Frequently Asked Questions
Can you provide examples of prompts to use?
- “You are a therapist using Mindfulness Based Stress Reduction. Ask me about my social anxiety. I’d like some strategies to help keep me grounded.”
- “Tell me about different types of therapeutic approaches for depression. Provide evidence-based self-help and self-care strategies for depression”.
- “You are a therapist experienced in Acceptance and Commitment Therapy. Ask me questions that will help me manage an urge to drink alcohol”.
- “You are an internal family systems therapist. Ask me some questions to help me assess the fears of [protector part]”.
- “You are a family therapist providing education to a parent. Help me come up with some ideas for a morning routine for my 15-year-old son who gets stuck using his PlayStation.”
Can you provide other general recommendations?
- Begin using ChatGPT with something you are familiar with about yourself that doesn’t pose a risk of triggering you.
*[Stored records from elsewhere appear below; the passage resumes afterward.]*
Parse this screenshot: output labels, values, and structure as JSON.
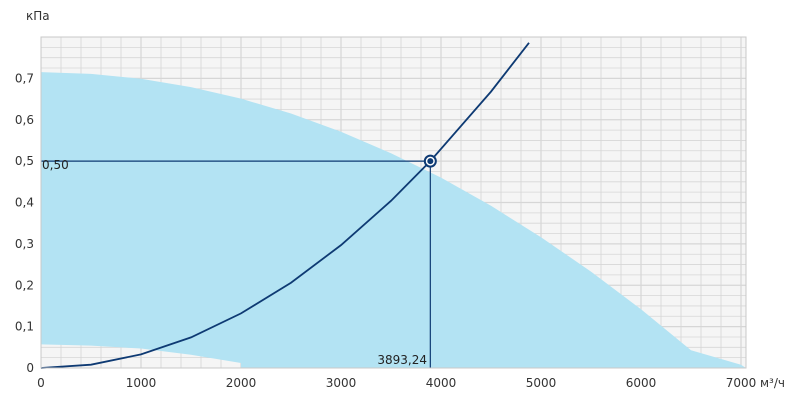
{
  "chart_data": {
    "type": "line",
    "title": "",
    "xlabel": "м³/ч",
    "ylabel": "кПа",
    "xlim": [
      0,
      7050
    ],
    "ylim": [
      0,
      0.8
    ],
    "xticks": [
      0,
      1000,
      2000,
      3000,
      4000,
      5000,
      6000,
      7000
    ],
    "xtick_labels": [
      "0",
      "1000",
      "2000",
      "3000",
      "4000",
      "5000",
      "6000",
      "7000"
    ],
    "yticks": [
      0,
      0.1,
      0.2,
      0.3,
      0.4,
      0.5,
      0.6,
      0.7
    ],
    "ytick_labels": [
      "0",
      "0,1",
      "0,2",
      "0,3",
      "0,4",
      "0,5",
      "0,6",
      "0,7"
    ],
    "grid": true,
    "legend": "none",
    "operating_region": {
      "upper_boundary": {
        "x": [
          0,
          500,
          1000,
          1500,
          2000,
          2500,
          3000,
          3500,
          4000,
          4500,
          5000,
          5500,
          6000,
          6500,
          7000,
          7050
        ],
        "y": [
          0.715,
          0.711,
          0.699,
          0.679,
          0.651,
          0.615,
          0.571,
          0.519,
          0.46,
          0.392,
          0.316,
          0.233,
          0.142,
          0.043,
          0.008,
          0
        ]
      },
      "lower_boundary": {
        "x": [
          0,
          500,
          1000,
          1500,
          2000
        ],
        "y": [
          0.057,
          0.054,
          0.047,
          0.032,
          0.012
        ]
      }
    },
    "series": [
      {
        "name": "",
        "x": [
          0,
          500,
          1000,
          1500,
          2000,
          2500,
          3000,
          3500,
          3893.24,
          4500,
          4880
        ],
        "y": [
          0,
          0.008,
          0.033,
          0.074,
          0.132,
          0.206,
          0.297,
          0.404,
          0.5,
          0.668,
          0.786
        ]
      }
    ],
    "operating_point": {
      "x": 3893.24,
      "y": 0.5,
      "x_label": "3893,24",
      "y_label": "0,50"
    }
  },
  "colors": {
    "region_fill": "#b3e3f3",
    "curve": "#0e3a73",
    "grid": "#d6d6d6",
    "plot_background": "#f5f5f5"
  }
}
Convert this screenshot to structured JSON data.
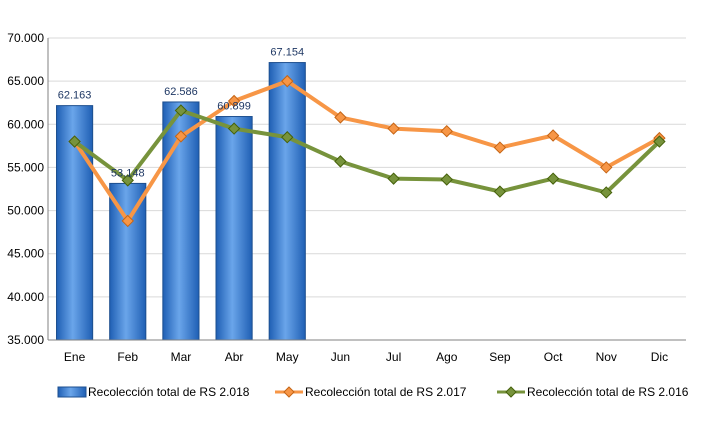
{
  "chart_data": {
    "type": "bar",
    "categories": [
      "Ene",
      "Feb",
      "Mar",
      "Abr",
      "May",
      "Jun",
      "Jul",
      "Ago",
      "Sep",
      "Oct",
      "Nov",
      "Dic"
    ],
    "ylim": [
      35000,
      70000
    ],
    "yticks": [
      35000,
      40000,
      45000,
      50000,
      55000,
      60000,
      65000,
      70000
    ],
    "ytick_labels": [
      "35.000",
      "40.000",
      "45.000",
      "50.000",
      "55.000",
      "60.000",
      "65.000",
      "70.000"
    ],
    "grid": "y-major",
    "legend_position": "bottom",
    "series": [
      {
        "name": "Recolección total de RS 2.018",
        "type": "bar",
        "color": "#2e75d6",
        "values": [
          62163,
          53148,
          62586,
          60899,
          67154,
          null,
          null,
          null,
          null,
          null,
          null,
          null
        ],
        "labels": [
          "62.163",
          "53.148",
          "62.586",
          "60.899",
          "67.154"
        ]
      },
      {
        "name": "Recolección total de RS 2.017",
        "type": "line",
        "color": "#f79646",
        "values": [
          58000,
          48800,
          58600,
          62700,
          65000,
          60800,
          59500,
          59200,
          57300,
          58700,
          55000,
          58400
        ]
      },
      {
        "name": "Recolección total de RS 2.016",
        "type": "line",
        "color": "#77933c",
        "values": [
          58000,
          53500,
          61600,
          59500,
          58500,
          55700,
          53700,
          53600,
          52200,
          53700,
          52100,
          58000
        ]
      }
    ]
  }
}
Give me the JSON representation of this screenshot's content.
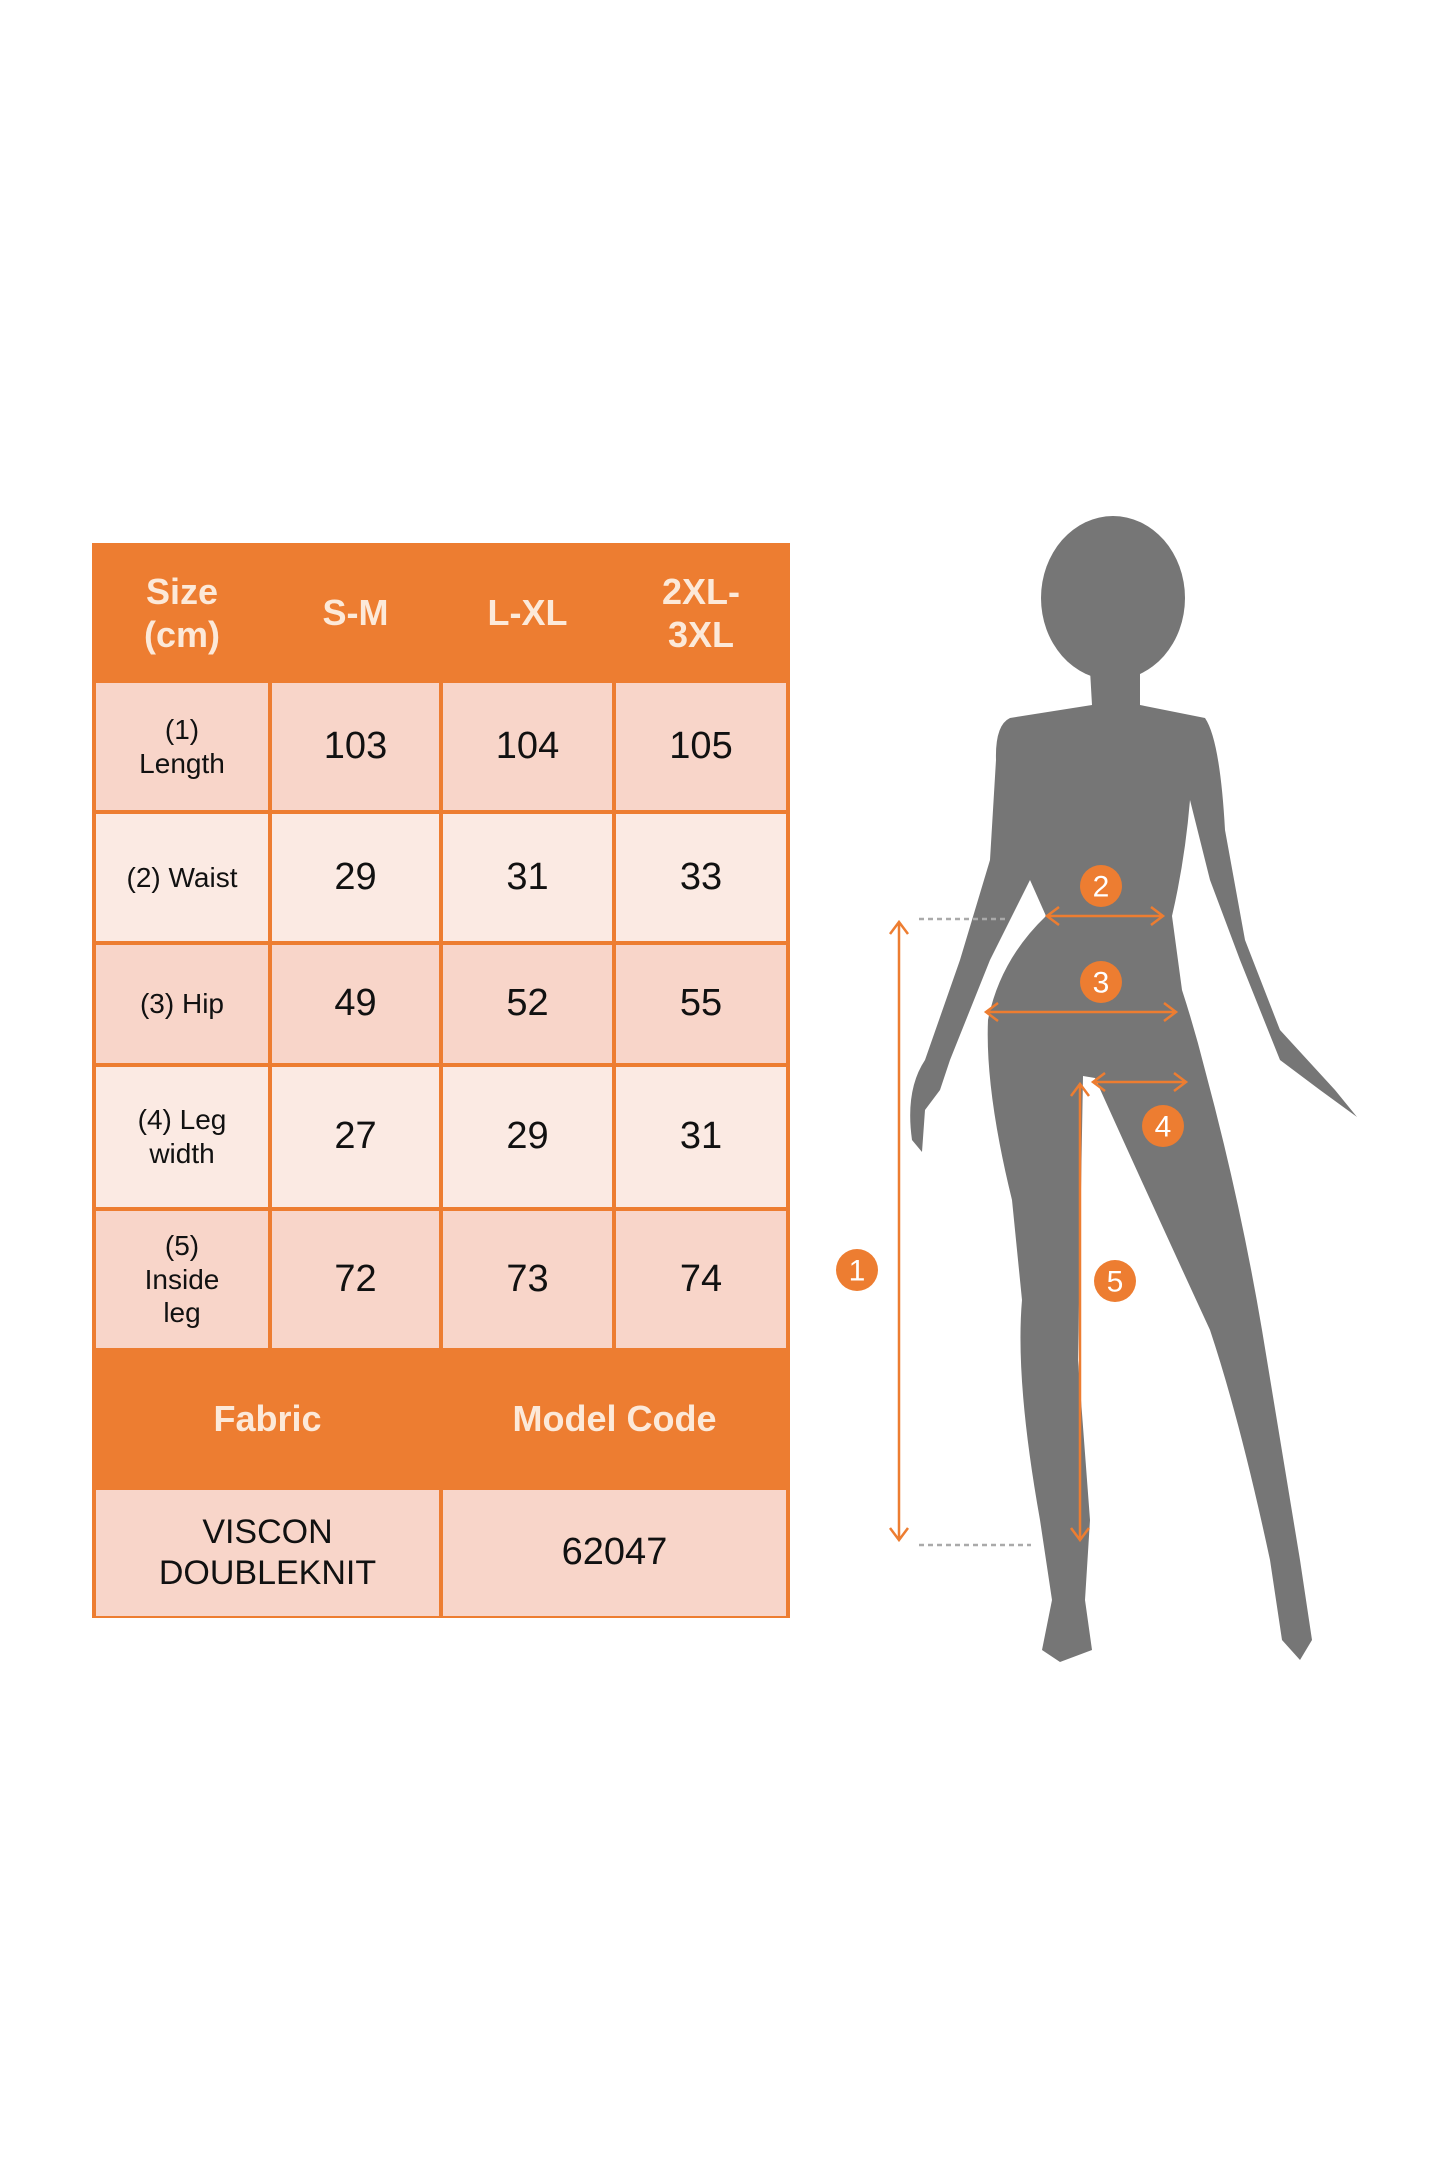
{
  "colors": {
    "accent": "#ED7D31",
    "cell_dark": "#F8D5C9",
    "cell_light": "#FBEAE3",
    "silhouette": "#767676"
  },
  "table": {
    "header": [
      "Size (cm)",
      "S-M",
      "L-XL",
      "2XL-3XL"
    ],
    "rows": [
      {
        "label": "(1) Length",
        "values": [
          "103",
          "104",
          "105"
        ]
      },
      {
        "label": "(2) Waist",
        "values": [
          "29",
          "31",
          "33"
        ]
      },
      {
        "label": "(3) Hip",
        "values": [
          "49",
          "52",
          "55"
        ]
      },
      {
        "label": "(4) Leg width",
        "values": [
          "27",
          "29",
          "31"
        ]
      },
      {
        "label": "(5) Inside leg",
        "values": [
          "72",
          "73",
          "74"
        ]
      }
    ],
    "fabric_header": "Fabric",
    "model_code_header": "Model Code",
    "fabric": "VISCON DOUBLEKNIT",
    "model_code": "62047"
  },
  "figure": {
    "badges": [
      "1",
      "2",
      "3",
      "4",
      "5"
    ]
  }
}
- Consider the environment you’re in. Is it an appropriate time and place (eg: domestic violence).
- Asking ChatGPT direct therapeutic questions is better suited to those with experience in personal work.
- People beginning their personal work journey would more safely benefit from asking ChatGPT on how to ask better prompts.
- Before using ChatGPT, ask yourself whether you have the willingness, ability, capacity, and supports to enter this question and face the experience that might come from it.
- Don’t use ChatGPT for anything that carries a strong emotional charge. The risks can outweigh the benefits.
- Use ChatGPT’s responses as a guide only. Be mindful that ChatGPT can respond with unhelpful, harmful, or incorrect answers.
- You may need to ask ChatGPT questions in a different way. Educate yourself on using ChatGPT prompts – you can find useful tutorials on YouTube.